Thus, any template formally consists of three basic types of entities that "extract" the necessary variables and insert them into the output:

  1. Actions
    These are text fragments enclosed in curly braces {{ }}, where calculations or data substitutions take place. Actions make the content within the template dynamic by inserting the appropriate data. Actions can include simple variable substitutions, as well as loops or function executions that contribute to the final output. They directly control how the final result will appear.

  2. Conditions
    Conditions are the classic if-else constructions used within the template. Conditions allow you to include or exclude entire blocks of text from the final output, significantly enhancing the flexibility and capability of template-based content generation.

  3. Loops
    Loops allow you to iterate over a collection of data, outputting multiple similar blocks but with different key information. These are useful when you need to generate repeated elements based on a list or array.

Managing Templates in Go

In Go, there are three most commonly used functions for managing templates:

  1. New: Creates a new template, which must be defined later.

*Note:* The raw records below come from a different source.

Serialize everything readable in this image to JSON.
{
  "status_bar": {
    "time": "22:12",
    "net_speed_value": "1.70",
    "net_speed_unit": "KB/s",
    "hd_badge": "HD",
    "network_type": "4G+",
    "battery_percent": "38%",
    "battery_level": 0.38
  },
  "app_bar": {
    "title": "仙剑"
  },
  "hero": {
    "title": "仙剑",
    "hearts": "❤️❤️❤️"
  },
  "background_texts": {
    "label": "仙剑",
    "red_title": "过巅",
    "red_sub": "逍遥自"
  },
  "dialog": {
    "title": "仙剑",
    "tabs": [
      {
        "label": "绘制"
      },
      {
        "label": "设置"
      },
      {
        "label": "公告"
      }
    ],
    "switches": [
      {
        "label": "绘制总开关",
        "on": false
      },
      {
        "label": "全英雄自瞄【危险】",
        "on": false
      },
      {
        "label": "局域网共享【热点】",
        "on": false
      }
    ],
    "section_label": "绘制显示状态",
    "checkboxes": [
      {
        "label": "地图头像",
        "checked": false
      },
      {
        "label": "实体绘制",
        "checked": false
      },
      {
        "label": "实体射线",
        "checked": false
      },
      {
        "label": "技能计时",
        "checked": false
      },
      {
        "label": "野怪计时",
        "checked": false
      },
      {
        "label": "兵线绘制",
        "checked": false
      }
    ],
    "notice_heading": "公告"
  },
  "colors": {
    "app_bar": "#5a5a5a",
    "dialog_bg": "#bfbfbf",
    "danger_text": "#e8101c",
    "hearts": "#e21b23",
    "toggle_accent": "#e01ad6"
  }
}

  2. Parse: Analyzes the provided string containing the template text, and then returns a ready-to-use template.

  3. Execute: Executes the parsed template, applying the provided data structure, and writes the result to a specified variable.

Additionally, there is the ParseFiles function, which allows you to process entire files containing the template's content rather than just a string.

The following code demonstrates how to use these basic template functions in a simple scenario:

package main

// In addition to the template package, we import "os", which provides a platform-independent interface for interacting with the operating system. In this case, we'll use it to output the result of the template execution to the console.

import (
    "os"
    "text/template"
)

// Define a struct whose data will be inserted into the template.

type Person struct {
    Name string
    Age  int
}

func main() {
    some_person := Person{"Alex", 32} // Instance of the previously defined struct
    some_template := "This is {{ .Name }} and he is {{ .Age }} years old" // Template text with embedded actions inside curly braces

    // Create a new template and parse its content, preparing it for further use
    ready_template, err := template.New("test").Parse(some_template)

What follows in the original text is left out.